With both of us having been perfectly happy with a De'Longhi bean to cup machine for 15 years, I convinced my wife a year ago that we should upgrade. Unlike me, she's not the slightest bit interested in learning how to make coffee, so the ideal machine was the Oracle.

In my humble opinion, it's a very capable espresso machine that lets one person have her beans in the hopper and allow the auto-dosing and auto-tamping to do its thing, and lets the other use an older model Ceado E37S (modded for single dosing) to turn a drink into a hobby.
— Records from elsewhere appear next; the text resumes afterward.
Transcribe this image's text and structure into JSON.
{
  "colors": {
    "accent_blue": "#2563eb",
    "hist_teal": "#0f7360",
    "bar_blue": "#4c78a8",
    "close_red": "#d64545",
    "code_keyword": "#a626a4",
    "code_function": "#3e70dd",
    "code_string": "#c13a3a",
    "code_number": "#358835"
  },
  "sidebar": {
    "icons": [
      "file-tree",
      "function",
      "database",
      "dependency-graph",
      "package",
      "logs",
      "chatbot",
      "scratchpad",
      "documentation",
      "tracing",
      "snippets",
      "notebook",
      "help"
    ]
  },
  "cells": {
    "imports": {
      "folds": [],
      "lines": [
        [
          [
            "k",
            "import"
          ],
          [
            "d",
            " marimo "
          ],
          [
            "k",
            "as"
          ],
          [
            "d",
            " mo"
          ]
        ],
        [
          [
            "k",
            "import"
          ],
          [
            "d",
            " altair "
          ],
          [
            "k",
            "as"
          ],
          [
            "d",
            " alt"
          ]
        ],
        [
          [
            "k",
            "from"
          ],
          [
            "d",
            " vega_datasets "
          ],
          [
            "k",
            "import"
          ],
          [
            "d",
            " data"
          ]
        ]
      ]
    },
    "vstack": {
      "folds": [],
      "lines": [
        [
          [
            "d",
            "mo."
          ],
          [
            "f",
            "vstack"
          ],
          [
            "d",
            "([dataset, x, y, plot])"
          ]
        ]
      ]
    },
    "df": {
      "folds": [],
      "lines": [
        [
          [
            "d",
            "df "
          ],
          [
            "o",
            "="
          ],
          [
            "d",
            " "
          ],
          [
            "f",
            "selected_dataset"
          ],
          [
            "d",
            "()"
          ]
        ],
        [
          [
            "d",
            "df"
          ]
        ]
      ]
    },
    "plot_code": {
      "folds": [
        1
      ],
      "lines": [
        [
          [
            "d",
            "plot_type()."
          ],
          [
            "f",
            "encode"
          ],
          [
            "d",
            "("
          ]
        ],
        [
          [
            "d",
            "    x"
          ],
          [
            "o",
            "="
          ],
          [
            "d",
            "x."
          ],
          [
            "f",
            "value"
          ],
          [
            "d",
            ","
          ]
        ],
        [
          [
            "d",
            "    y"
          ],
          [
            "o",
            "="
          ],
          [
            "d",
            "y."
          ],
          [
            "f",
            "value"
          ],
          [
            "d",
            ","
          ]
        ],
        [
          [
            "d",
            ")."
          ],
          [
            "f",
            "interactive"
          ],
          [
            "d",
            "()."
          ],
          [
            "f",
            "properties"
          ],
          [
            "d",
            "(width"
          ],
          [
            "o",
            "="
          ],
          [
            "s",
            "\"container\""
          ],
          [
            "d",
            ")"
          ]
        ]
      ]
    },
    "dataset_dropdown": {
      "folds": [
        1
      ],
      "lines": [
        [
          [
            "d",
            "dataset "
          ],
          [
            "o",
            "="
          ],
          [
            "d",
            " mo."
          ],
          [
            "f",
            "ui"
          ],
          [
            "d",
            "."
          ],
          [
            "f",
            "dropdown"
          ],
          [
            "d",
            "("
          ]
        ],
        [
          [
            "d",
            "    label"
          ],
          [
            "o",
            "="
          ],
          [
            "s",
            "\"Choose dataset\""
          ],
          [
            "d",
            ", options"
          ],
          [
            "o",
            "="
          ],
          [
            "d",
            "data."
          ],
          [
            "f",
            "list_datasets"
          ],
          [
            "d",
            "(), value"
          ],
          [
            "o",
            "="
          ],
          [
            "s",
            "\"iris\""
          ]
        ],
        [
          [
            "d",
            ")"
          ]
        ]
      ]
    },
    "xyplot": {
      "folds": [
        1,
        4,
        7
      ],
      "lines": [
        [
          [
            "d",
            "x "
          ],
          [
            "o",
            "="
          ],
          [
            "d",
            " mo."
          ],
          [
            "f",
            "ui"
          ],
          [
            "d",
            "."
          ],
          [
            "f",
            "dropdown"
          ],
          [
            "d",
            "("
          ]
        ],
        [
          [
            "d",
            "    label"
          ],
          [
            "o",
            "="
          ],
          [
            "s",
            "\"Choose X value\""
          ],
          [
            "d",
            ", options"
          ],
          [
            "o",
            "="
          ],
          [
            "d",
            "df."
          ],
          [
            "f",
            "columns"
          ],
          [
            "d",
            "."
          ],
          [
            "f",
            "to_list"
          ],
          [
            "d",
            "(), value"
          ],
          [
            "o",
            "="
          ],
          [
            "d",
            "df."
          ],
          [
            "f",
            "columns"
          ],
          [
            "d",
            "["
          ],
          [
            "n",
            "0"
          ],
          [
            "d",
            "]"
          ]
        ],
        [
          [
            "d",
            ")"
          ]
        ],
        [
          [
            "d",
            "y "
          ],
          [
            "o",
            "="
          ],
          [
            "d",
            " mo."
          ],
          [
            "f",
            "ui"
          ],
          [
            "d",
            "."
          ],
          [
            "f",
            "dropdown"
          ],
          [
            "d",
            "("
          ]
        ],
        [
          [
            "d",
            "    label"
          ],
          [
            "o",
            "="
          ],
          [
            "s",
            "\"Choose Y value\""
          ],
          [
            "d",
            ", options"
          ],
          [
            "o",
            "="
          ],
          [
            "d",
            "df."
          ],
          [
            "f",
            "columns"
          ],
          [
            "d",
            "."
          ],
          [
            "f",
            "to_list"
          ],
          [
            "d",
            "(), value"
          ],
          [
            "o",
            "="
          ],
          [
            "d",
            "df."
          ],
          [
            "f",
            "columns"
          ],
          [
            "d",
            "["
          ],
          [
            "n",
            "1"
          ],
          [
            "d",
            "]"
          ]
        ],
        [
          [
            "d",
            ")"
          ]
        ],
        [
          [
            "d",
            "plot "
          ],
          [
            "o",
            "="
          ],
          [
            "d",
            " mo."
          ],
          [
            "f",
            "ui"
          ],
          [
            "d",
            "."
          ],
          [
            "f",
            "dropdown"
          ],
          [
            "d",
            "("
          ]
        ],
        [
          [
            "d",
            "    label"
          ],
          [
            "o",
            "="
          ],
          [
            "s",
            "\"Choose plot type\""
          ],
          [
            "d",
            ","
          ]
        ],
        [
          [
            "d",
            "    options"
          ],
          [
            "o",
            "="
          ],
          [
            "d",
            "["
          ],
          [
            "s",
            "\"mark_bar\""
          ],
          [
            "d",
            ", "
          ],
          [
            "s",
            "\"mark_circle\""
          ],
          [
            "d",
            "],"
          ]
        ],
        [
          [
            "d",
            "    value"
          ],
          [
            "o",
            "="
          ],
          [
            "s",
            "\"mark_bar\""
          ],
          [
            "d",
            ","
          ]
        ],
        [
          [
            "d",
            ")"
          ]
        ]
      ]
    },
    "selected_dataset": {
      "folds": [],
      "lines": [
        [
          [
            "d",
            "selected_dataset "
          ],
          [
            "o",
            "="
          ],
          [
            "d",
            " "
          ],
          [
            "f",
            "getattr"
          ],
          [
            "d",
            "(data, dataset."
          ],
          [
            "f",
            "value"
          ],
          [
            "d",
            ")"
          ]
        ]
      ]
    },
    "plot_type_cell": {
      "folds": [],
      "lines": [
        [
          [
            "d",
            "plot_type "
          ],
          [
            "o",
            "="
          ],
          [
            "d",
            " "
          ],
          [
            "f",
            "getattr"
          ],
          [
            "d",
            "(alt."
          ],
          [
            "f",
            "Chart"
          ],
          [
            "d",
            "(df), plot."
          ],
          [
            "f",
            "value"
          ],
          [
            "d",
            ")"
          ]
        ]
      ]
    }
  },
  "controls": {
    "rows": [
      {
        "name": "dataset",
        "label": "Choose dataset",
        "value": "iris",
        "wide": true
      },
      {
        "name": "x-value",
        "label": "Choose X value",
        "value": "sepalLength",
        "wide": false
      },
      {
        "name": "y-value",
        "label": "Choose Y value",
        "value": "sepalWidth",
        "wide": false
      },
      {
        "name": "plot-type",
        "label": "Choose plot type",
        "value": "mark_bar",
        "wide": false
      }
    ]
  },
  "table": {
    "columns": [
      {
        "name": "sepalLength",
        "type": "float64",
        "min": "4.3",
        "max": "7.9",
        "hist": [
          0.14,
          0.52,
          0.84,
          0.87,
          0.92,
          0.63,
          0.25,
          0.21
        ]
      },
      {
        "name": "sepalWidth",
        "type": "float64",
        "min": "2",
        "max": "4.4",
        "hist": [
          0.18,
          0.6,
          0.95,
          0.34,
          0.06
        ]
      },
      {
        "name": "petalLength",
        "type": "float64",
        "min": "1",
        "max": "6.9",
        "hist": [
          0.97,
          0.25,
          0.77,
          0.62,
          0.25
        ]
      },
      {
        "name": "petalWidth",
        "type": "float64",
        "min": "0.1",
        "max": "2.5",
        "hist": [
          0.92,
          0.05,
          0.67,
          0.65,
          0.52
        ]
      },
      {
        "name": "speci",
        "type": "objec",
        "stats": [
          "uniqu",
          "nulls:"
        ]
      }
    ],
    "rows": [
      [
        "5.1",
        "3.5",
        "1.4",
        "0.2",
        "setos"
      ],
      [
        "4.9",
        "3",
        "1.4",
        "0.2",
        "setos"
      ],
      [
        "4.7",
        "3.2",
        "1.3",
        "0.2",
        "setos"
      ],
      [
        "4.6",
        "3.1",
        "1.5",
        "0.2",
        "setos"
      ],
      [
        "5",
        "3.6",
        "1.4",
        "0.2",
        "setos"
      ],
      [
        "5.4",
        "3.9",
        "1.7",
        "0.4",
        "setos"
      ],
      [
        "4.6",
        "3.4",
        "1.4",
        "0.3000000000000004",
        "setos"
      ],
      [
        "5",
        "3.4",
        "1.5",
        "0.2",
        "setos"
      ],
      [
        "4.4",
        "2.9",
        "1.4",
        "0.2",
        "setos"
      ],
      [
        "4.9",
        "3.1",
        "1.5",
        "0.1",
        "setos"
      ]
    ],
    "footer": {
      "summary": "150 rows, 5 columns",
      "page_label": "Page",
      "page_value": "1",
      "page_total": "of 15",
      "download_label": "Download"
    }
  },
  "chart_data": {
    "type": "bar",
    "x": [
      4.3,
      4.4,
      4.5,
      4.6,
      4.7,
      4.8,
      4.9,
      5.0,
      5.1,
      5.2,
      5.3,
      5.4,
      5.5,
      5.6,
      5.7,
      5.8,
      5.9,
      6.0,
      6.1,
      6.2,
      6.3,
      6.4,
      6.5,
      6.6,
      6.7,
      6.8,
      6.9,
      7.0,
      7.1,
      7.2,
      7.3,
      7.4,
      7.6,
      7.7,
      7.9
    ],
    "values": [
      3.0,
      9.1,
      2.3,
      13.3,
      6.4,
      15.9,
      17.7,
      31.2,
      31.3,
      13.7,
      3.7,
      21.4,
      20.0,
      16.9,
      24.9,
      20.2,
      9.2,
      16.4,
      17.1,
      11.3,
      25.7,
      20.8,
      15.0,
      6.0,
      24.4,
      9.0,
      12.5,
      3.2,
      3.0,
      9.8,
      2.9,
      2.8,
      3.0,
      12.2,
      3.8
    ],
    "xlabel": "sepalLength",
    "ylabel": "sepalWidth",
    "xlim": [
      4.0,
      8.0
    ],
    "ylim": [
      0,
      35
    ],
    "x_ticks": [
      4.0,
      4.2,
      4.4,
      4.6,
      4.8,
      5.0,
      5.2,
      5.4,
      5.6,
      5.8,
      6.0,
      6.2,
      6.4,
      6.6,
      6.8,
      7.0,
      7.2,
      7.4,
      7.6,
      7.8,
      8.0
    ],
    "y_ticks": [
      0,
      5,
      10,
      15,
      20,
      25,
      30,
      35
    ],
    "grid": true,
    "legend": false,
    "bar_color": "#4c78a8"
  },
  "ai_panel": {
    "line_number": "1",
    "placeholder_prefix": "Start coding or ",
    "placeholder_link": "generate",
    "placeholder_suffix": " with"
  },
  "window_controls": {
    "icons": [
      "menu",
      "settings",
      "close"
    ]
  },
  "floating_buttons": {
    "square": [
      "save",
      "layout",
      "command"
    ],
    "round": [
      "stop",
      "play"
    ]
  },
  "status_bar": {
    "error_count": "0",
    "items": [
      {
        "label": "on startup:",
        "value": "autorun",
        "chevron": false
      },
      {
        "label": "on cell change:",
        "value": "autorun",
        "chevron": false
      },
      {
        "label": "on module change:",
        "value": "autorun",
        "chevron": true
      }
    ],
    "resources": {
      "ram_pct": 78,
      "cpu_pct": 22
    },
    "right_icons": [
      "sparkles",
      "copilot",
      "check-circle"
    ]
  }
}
One day (maybe) it'll be a Decent DE1Pro but for now, it's the perfect compromise.


----------



## EmmaC (Jan 17, 2021)

An excellent compromise! Without it actually being a compromise 

My OH is exactly the same, he really appreciates a good coffee, but is pretty uninterested in how it arrives in his cup


----------



## lake_m (Feb 4, 2017)

A thoughtful way of betting the best of both worlds. It's all about the beans, water, and then grinder anyway, and you have that one cracked!!


----------



## daveandmairi (Jul 22, 2020)

lake_m said:


> A thoughtful way of betting the best of both worlds. It's all about the beans, water, and then grinder anyway, and you have that one cracked!!


 Haha. Thanks. I don't quite have the grinder situation covered as well as you do by the looks of your signature 🤪


----------



## StevePNS (Mar 3, 2021)

Ooh looks good


----------